A drizzling start to a week.

Was down with fever early on monday morning. Dragged myself for the Et run which i eventually completed with much effort. It was my common belief that a little bit of sweat will ease those sick feelings a tad. It didn't turn out that way. I felt terrible after the run and spent the remainder of my day, faint, in bed. The headach, bitter mouth, warm temperature and frequent shivers made me feel like sleeping it over. Then it started to pour, adding on to the chill. All in all, it was an experience I don't wanna go through again.

Flashbacks to sunday night...

Came back to camp very early indeed as a form of houdini. A houdini which I know will go on and on. Watched tv and found the show turn left, turn right on channel U. It was much of a laugh. Was talking with a couple of friends that night. Talking about something I have been desperately trying to push to the back of my mind. And I wonder, if its true that I simply care about other people's feelings too much. Such things are hard to say. In an attempt to let self-fishness buy you over, you realise that self-fishness is already inherent in your mindset. I tried to treat the situation with nonchalence, only to realise that nonchalence never comes as an effort.
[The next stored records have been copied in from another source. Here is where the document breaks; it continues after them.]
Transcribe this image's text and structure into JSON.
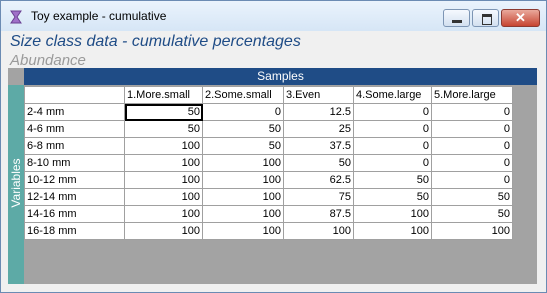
{
  "window": {
    "title": "Toy example - cumulative",
    "close_glyph": "✕"
  },
  "header": {
    "title": "Size class data - cumulative percentages",
    "subtitle": "Abundance"
  },
  "grid": {
    "samples_label": "Samples",
    "variables_label": "Variables",
    "columns": [
      "1.More.small",
      "2.Some.small",
      "3.Even",
      "4.Some.large",
      "5.More.large"
    ],
    "rows": [
      {
        "label": "2-4 mm",
        "values": [
          "50",
          "0",
          "12.5",
          "0",
          "0"
        ]
      },
      {
        "label": "4-6 mm",
        "values": [
          "50",
          "50",
          "25",
          "0",
          "0"
        ]
      },
      {
        "label": "6-8 mm",
        "values": [
          "100",
          "50",
          "37.5",
          "0",
          "0"
        ]
      },
      {
        "label": "8-10 mm",
        "values": [
          "100",
          "100",
          "50",
          "0",
          "0"
        ]
      },
      {
        "label": "10-12 mm",
        "values": [
          "100",
          "100",
          "62.5",
          "50",
          "0"
        ]
      },
      {
        "label": "12-14 mm",
        "values": [
          "100",
          "100",
          "75",
          "50",
          "50"
        ]
      },
      {
        "label": "14-16 mm",
        "values": [
          "100",
          "100",
          "87.5",
          "100",
          "50"
        ]
      },
      {
        "label": "16-18 mm",
        "values": [
          "100",
          "100",
          "100",
          "100",
          "100"
        ]
      }
    ]
  },
  "icons": {
    "app": "hourglass-icon",
    "minimize": "minimize-icon",
    "maximize": "maximize-icon",
    "close": "close-icon"
  },
  "colors": {
    "title_blue": "#1f4c86",
    "samples_bar": "#1f4c86",
    "variables_bar": "#5daaa6",
    "grid_background": "#a3a3a3"
  }
}
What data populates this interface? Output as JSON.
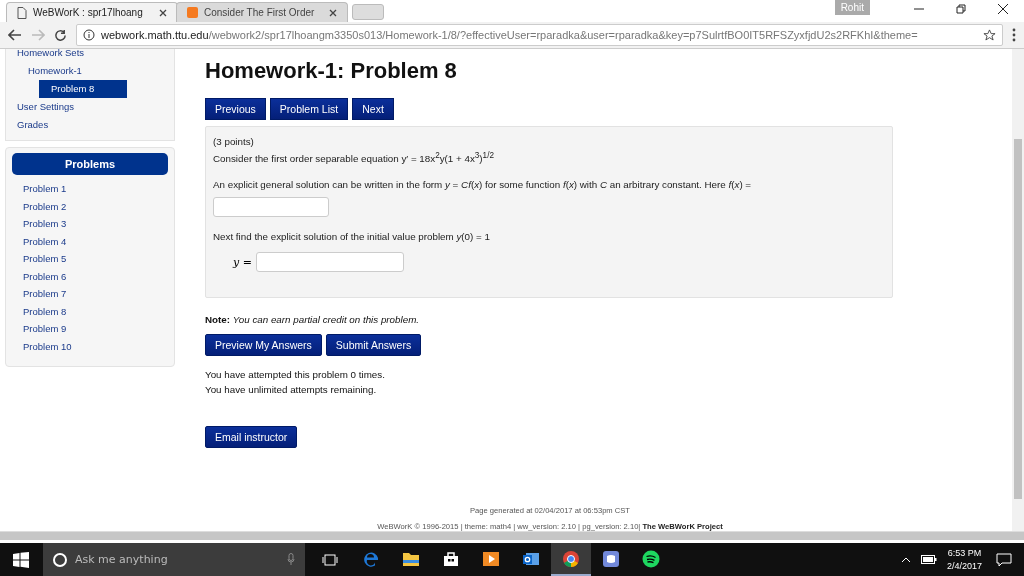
{
  "browser": {
    "tabs": [
      {
        "title": "WeBWorK : spr17lhoang",
        "kind": "page",
        "selected": true
      },
      {
        "title": "Consider The First Order",
        "kind": "chegg",
        "selected": false
      }
    ],
    "profile": "Rohit",
    "url": {
      "host": "webwork.math.ttu.edu",
      "path": "/webwork2/spr17lhoangm3350s013/Homework-1/8/?effectiveUser=rparadka&user=rparadka&key=p7SulrtfBO0IT5RFSZyxfjdU2s2RFKhI&theme="
    }
  },
  "sidebar": {
    "nav": [
      {
        "label": "Homework Sets",
        "selected": false,
        "children": [
          {
            "label": "Homework-1",
            "selected": false,
            "children": [
              {
                "label": "Problem 8",
                "selected": true
              }
            ]
          }
        ]
      },
      {
        "label": "User Settings",
        "selected": false
      },
      {
        "label": "Grades",
        "selected": false
      }
    ],
    "problems_title": "Problems",
    "problems": [
      "Problem 1",
      "Problem 2",
      "Problem 3",
      "Problem 4",
      "Problem 5",
      "Problem 6",
      "Problem 7",
      "Problem 8",
      "Problem 9",
      "Problem 10"
    ]
  },
  "page": {
    "title": "Homework-1: Problem 8",
    "nav_buttons": [
      "Previous",
      "Problem List",
      "Next"
    ],
    "problem": {
      "points": "(3 points)",
      "equation_text": "Consider the first order separable equation y′ = 18x$^{2}$y(1 + 4x$^{3}$)$^{1/2}$",
      "general_text": "An explicit general solution can be written in the form *y* = *Cf*(*x*) for some function *f*(*x*) with *C* an arbitrary constant. Here *f*(*x*) =",
      "ivp_text": "Next find the explicit solution of the initial value problem *y*(0) = 1",
      "answer_label": "*y* ="
    },
    "note": {
      "label": "Note:",
      "text": "You can earn partial credit on this problem."
    },
    "action_buttons": [
      "Preview My Answers",
      "Submit Answers"
    ],
    "attempts": [
      "You have attempted this problem 0 times.",
      "You have unlimited attempts remaining."
    ],
    "email_button": "Email instructor",
    "footer": {
      "generated": "Page generated at 02/04/2017 at 06:53pm CST",
      "info": "WeBWorK © 1996-2015 | theme: math4 | ww_version: 2.10 | pg_version: 2.10|",
      "link": "The WeBWorK Project"
    }
  },
  "taskbar": {
    "search_placeholder": "Ask me anything",
    "apps": [
      {
        "kind": "edge",
        "selected": false
      },
      {
        "kind": "explorer",
        "selected": false
      },
      {
        "kind": "store",
        "selected": false
      },
      {
        "kind": "media",
        "selected": false
      },
      {
        "kind": "outlook",
        "selected": false
      },
      {
        "kind": "chrome",
        "selected": true
      },
      {
        "kind": "discord",
        "selected": false
      },
      {
        "kind": "spotify",
        "selected": false
      }
    ],
    "time": "6:53 PM",
    "date": "2/4/2017"
  }
}
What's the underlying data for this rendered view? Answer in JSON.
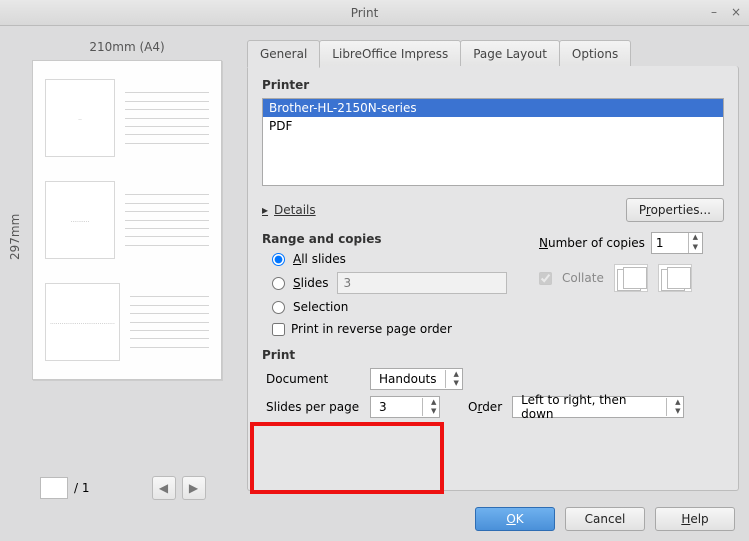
{
  "window": {
    "title": "Print"
  },
  "tabs": {
    "general": "General",
    "impress": "LibreOffice Impress",
    "page_layout": "Page Layout",
    "options": "Options"
  },
  "preview": {
    "width_label": "210mm (A4)",
    "height_label": "297mm",
    "page_current": "",
    "page_total": "/ 1"
  },
  "printer": {
    "header": "Printer",
    "items": [
      "Brother-HL-2150N-series",
      "PDF"
    ],
    "selected_index": 0,
    "details": "Details",
    "properties": "Properties..."
  },
  "range": {
    "header": "Range and copies",
    "all_slides": "All slides",
    "slides": "Slides",
    "slides_value": "3",
    "selection": "Selection",
    "reverse": "Print in reverse page order",
    "copies_label": "Number of copies",
    "copies_value": "1",
    "collate": "Collate"
  },
  "print": {
    "header": "Print",
    "document_label": "Document",
    "document_value": "Handouts",
    "spp_label": "Slides per page",
    "spp_value": "3",
    "order_label": "Order",
    "order_value": "Left to right, then down"
  },
  "footer": {
    "ok": "OK",
    "cancel": "Cancel",
    "help": "Help"
  }
}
Its like when you try to junk something into the bin, you know that it will overflow someday. And on top of that, you know that its still there, just in the bin.You can't erase it. With that comes postulations, imaginative solutions in an attempt to solve it. But it doesn't help. When its there in the bin, and all you can do is think about ways out, nothing changes. Something I got out of watching 'install'.

~Keep trying to change the way things are. At the end of the day, you look back and see only the amount of time you have wasted. Nothing changes. If there is any chances, its the person himself who has changed, not the situation.~

Is it true that I really can't do anything? I have no answer to that. I can't bring myself to be frank with myself, to be frank with anyone. I simply cannot afford to do that. With time, you realise that there is just so much that you can't help. You realise that as a child you said 'face it and not run away' without understanding that things are never as simple as it is. And I know, I am no longer as hard hearted as I always used to be. Not in this situation.I just can't turn my back to her. I just can't bear to say things I know will cause her to trouble over. I feel restrain, restrained from within-unable to act and speak with a carefree mind.I wish it was never this way. But isn't it murphie's law that whatever bad will happen will happen. Or will I be hard hearted in weakness one day to let it out and care only for my own well-being.

~You know it will hurt you eventually, yet you dwell further and further into it~

I was never a kind soul to start with, why is this so difficult now.